Когда он — в который раз — попробовал взвалить старика снова на себя, то почувствовал, что старик обмяк; приложив ухо к его груди, Лавров не услышал стука сердца. Всё-таки он потащил его дальше, не веря тому, что человек, у которого он даже не успел узнать имя, — умер.

Лавров оставил его в небольшой балке, через которую пришлось переползать, уложил его, уже похолодевшего, на холодной сырой земле и, встав, начал карабкаться наверх. Бумажка, сунутая за пазуху, прилипла к телу, он прижимал ее к себе левой рукой, как величайшую драгоценность, не зная, что это за бумажка.

Здесь снова память изменила ему. Лавров не помнил, как очутился в подвале и откуда взялась девушка, давшая ему воды. Ее лицо он не сумел рассмотреть в полумраке. Девушка сказала, тихо и ласково:

— Не бойтесь больше, это я, Катя.

Лавров усмехнулся:

— А я и не боюсь, Катя.

Он огляделся. Здесь, в сыром подвале с тяжелыми сводами, было человек около тридцати, не меньше. Женщины в черных платках и мужчины в штатском, с поднятыми воротниками пиджаков и в кепках; были и в военной форме — без петлиц, небритые, отощавшие, — не иначе, как уходящие из окружения или убежавшие пленные. Молчали все, и поэтому, когда Катя сказала Лаврову: «Не бойтесь», — все поглядели в их сторону с каким-то осуждением, словно их могли услышать враги.

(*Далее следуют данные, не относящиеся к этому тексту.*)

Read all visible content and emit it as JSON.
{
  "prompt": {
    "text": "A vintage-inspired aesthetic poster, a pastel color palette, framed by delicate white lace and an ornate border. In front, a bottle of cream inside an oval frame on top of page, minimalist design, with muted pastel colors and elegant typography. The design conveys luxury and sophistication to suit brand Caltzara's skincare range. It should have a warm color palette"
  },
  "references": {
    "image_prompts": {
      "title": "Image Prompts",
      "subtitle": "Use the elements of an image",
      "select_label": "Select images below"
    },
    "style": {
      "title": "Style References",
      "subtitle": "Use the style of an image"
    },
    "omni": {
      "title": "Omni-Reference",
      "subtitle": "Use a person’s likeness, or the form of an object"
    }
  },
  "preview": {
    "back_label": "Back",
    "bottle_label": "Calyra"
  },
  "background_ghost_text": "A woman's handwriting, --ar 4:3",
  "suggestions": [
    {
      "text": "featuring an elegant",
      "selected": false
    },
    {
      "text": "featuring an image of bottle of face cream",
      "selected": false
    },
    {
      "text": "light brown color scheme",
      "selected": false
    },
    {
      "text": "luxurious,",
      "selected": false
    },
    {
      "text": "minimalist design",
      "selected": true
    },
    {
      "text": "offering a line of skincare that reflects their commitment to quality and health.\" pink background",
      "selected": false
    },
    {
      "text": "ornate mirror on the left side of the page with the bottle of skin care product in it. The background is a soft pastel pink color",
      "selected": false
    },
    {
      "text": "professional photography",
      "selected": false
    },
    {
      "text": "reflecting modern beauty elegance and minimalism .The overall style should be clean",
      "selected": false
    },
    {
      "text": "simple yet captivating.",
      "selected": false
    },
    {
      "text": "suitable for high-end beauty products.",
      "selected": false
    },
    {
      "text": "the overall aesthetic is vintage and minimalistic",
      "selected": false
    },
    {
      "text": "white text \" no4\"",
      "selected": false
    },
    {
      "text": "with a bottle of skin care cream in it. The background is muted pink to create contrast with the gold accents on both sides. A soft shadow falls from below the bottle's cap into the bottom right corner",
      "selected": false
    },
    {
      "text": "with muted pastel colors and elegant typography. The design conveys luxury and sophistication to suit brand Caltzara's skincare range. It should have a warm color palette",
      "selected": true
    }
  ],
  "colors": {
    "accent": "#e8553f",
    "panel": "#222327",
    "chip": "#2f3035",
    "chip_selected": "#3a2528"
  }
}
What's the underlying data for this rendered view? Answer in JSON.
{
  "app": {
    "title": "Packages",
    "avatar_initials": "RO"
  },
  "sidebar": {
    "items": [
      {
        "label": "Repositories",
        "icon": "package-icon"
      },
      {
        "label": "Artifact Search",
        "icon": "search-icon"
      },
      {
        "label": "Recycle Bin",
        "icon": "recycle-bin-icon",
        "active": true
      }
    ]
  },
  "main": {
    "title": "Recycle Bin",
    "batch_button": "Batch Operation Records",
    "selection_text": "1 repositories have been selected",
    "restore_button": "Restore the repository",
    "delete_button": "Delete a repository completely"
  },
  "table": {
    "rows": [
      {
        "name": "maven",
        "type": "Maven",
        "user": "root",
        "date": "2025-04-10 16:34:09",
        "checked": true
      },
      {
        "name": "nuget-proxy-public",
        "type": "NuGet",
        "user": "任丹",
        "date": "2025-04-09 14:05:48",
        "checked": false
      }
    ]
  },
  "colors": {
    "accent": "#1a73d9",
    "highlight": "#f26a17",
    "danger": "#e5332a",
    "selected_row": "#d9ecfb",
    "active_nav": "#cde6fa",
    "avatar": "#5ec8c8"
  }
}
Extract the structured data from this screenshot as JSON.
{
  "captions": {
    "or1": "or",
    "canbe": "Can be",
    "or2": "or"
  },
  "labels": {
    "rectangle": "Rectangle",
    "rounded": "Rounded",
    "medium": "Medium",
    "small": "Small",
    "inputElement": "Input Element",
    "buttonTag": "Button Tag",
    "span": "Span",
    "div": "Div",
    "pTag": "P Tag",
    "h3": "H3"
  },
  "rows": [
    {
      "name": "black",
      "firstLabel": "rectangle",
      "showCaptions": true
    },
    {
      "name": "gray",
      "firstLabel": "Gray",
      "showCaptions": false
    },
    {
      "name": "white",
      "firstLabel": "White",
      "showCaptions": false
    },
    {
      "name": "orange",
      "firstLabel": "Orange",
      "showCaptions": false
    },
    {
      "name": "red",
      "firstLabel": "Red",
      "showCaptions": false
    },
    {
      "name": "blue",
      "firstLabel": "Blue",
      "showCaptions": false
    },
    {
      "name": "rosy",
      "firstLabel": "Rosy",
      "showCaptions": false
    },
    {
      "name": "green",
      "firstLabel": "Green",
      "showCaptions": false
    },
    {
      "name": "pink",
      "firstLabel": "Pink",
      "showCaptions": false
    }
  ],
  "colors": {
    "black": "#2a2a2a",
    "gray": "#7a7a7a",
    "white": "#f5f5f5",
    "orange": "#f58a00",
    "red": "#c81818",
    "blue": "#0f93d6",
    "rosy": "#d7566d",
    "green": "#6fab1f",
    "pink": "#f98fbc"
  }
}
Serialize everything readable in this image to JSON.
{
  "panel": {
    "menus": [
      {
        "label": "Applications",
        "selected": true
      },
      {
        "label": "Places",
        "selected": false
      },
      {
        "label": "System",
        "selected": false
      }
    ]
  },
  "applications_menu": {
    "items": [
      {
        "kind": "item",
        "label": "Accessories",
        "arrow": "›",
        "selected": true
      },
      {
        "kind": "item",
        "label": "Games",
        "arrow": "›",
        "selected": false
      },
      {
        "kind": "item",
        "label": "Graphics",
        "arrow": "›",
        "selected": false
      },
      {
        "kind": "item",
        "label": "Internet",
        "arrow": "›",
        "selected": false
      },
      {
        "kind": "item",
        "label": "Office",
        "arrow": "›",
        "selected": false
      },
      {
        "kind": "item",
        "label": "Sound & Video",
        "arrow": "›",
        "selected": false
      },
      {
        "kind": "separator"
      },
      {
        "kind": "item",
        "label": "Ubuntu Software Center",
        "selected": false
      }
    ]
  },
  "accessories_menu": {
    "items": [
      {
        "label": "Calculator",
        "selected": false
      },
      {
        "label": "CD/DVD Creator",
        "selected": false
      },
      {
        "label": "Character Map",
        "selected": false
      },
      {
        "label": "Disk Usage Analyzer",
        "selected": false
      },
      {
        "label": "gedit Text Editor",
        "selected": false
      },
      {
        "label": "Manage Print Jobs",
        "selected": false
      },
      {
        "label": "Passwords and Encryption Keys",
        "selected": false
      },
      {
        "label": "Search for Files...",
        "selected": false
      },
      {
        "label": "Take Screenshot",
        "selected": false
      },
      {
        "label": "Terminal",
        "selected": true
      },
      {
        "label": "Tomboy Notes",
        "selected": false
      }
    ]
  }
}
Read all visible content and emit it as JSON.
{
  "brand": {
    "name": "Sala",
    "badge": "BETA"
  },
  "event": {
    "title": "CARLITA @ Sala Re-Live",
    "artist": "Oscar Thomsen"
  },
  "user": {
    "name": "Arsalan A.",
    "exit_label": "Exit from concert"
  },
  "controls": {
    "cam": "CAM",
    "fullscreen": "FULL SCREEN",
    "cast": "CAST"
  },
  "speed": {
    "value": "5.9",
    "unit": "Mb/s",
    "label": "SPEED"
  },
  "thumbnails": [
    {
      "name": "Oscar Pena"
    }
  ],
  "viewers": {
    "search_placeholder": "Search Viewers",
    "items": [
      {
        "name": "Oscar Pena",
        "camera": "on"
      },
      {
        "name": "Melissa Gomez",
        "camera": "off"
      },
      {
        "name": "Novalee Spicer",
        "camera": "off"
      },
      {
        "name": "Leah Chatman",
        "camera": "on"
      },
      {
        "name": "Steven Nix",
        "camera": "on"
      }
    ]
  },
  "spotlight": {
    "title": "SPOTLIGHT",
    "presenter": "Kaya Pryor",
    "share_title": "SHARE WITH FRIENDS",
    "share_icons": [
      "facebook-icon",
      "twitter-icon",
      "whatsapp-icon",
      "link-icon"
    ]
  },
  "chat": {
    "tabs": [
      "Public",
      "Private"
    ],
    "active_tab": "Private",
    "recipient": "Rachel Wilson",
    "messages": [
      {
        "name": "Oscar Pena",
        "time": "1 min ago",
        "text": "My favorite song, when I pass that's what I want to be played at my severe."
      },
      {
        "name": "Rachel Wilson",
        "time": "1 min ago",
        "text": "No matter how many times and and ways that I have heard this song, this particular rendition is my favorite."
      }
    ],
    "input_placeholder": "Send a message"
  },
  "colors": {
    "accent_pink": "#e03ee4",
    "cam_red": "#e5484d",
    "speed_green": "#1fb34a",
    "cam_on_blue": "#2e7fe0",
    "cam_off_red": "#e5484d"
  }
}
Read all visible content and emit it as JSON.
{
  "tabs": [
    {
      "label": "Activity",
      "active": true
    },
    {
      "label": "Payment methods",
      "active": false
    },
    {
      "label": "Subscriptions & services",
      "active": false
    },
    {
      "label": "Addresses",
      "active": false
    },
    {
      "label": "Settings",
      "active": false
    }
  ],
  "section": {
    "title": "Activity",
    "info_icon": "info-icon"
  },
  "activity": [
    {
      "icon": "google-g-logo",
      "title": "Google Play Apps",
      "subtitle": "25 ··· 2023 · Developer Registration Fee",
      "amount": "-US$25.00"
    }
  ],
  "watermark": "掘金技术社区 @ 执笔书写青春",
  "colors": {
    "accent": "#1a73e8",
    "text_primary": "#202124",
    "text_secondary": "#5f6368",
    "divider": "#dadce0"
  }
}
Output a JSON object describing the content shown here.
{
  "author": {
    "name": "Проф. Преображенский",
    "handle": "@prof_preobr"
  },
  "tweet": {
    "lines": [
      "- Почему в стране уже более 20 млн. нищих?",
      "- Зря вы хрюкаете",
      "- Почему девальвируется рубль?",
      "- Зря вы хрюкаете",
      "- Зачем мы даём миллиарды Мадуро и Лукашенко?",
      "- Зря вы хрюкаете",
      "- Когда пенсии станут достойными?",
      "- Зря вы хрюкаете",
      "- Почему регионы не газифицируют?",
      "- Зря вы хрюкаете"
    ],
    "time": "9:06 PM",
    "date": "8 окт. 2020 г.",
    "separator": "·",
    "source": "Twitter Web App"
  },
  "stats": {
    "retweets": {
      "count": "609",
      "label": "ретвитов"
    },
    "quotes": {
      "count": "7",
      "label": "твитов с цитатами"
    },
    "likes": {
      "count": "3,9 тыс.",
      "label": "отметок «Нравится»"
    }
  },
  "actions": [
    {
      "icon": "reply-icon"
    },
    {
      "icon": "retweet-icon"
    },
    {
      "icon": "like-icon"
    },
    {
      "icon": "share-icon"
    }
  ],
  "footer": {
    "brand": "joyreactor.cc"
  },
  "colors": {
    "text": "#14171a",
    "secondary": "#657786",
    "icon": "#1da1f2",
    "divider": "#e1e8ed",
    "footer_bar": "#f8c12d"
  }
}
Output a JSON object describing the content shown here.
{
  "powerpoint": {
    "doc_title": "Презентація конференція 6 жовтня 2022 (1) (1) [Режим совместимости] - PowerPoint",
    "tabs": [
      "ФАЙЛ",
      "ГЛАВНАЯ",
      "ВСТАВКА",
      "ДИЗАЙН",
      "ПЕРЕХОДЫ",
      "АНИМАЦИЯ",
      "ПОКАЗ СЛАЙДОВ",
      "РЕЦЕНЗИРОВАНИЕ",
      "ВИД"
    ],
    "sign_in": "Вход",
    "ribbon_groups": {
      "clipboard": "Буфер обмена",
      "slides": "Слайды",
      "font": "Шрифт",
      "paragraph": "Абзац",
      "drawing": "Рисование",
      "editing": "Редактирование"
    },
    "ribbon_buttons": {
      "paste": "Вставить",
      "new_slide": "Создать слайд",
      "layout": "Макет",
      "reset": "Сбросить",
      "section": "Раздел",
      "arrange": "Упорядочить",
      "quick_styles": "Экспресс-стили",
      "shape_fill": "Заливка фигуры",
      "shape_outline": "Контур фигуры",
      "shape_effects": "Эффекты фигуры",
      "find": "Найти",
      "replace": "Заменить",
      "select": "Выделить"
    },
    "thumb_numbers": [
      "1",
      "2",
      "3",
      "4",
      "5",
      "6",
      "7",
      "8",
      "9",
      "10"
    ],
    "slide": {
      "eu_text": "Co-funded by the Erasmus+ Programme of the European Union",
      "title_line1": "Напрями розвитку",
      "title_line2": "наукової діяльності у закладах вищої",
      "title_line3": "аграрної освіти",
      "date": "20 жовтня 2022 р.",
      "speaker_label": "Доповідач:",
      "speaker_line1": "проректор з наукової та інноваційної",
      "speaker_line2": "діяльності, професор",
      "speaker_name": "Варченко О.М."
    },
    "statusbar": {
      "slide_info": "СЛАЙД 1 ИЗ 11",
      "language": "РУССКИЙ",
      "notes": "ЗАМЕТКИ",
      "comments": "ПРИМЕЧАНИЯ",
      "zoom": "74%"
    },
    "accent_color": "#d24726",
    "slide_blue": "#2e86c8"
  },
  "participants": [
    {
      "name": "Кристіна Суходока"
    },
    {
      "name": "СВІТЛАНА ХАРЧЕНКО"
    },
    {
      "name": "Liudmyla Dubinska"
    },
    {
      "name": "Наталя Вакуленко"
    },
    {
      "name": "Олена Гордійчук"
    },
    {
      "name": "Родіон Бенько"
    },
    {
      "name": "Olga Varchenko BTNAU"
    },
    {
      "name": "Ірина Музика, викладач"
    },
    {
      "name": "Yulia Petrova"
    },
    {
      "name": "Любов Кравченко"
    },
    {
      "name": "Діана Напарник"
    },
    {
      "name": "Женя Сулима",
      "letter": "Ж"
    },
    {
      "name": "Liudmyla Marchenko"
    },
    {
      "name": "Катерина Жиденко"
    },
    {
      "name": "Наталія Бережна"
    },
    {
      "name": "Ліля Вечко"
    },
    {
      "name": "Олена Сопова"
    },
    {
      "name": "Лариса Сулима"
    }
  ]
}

Лавров тоже молчал. Он пытался разглядеть лица. Может, этот седой с усиками и в очках, что сидит, опустив руки между колен, или женщина, до самых глаз закутанная платком, или парень в косоворотке, с тонким изможденным лицом, — может, они из тех, о ком говорил неизвестный старик, жизнь отдавший за то, чтобы враги не прошли. Как бы там ни было, сейчас надо молчать. «Я ничего не знаю. Меня, повидимому, нашли и принесли сюда. Разговаривать будем, когда перейдем фронт». Он даже успокоился от этих мыслей и задремал, а очнулся оттого, что кто-то наклонился над ним с лампой:

— Что, совсем плох? Эй, товарищ моряк, вы можете идти?

— Идти? — переспросил он. — Куда?

— С нами. К нашим.

— Да… — он попытался подняться. — Могу, ну конечно же, могу. А где мой пистолет?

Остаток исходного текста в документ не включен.